Registering iris_ground_truth_1_25_2024.csv From S3 Bucket in DMM
b''
DONE!


### Next Steps

Going forward, Domino will automatically capture all prediction data going across your Model API. It will ingest these predictions for Drift detection once per day. You can set a schedule to determine when this ingest happens.

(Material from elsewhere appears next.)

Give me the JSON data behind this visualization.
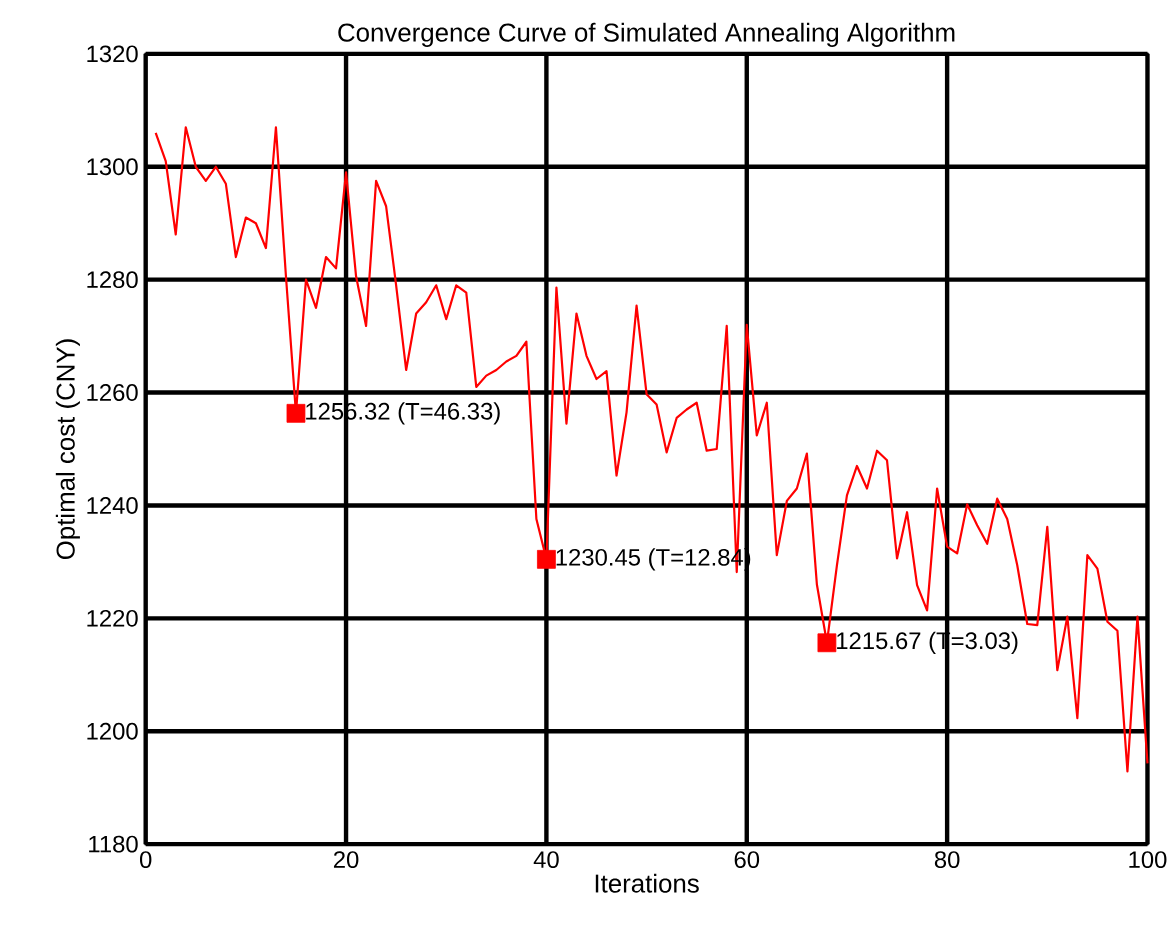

To periodically upload ground truth labels, repeat the previous step, but without the “variables” in the ground truth payload (this only needs to be done once). As new ground truth labels are added, point Domino to the path to the new labels in the monitoring data source by pinging the same Model Monitoring API:

ground_truth_payload = """

{{

       "datasetDetails": {{
        
            "name": "{0}",
            "datasetType": "file",
            "datasetConfig": {{
                "path": "{0}",
                "fileFormat": "csv"
            }},
            "datasourceName": "{1}",
            "datasourceType": "s3"
        }}
}}""".format(gt_file_name, data_source, GT_column_name, target_column_name)



### Automation with Domino Jobs
To simulate Domino Model Monitoring over time, you can try out running the following two scripts as scheduled Domino Jobs:

**(1) daily_scoring.py**

Daily scoring simulates a daily batch scoring script. Data is read in, sent to the Domino Model API, and predictions are returned.
Domino's Prediction Capture Client captures this scoring data, and every 24 hours, it gets ingested into the Drift Monitoring dashboard.

**(2) daily_ground_truth.py**

Daily ground truth simulates uploading actual outcomes after the predictions have been made. A scheduled Domino Job writes the latest ground truth labels to an s3 bucket, then calls the Domino Model Monitoring API with the path to the file with the latest ground truth labels.

If you schedule these two jobs, be sure that ground truth runs after the predictions!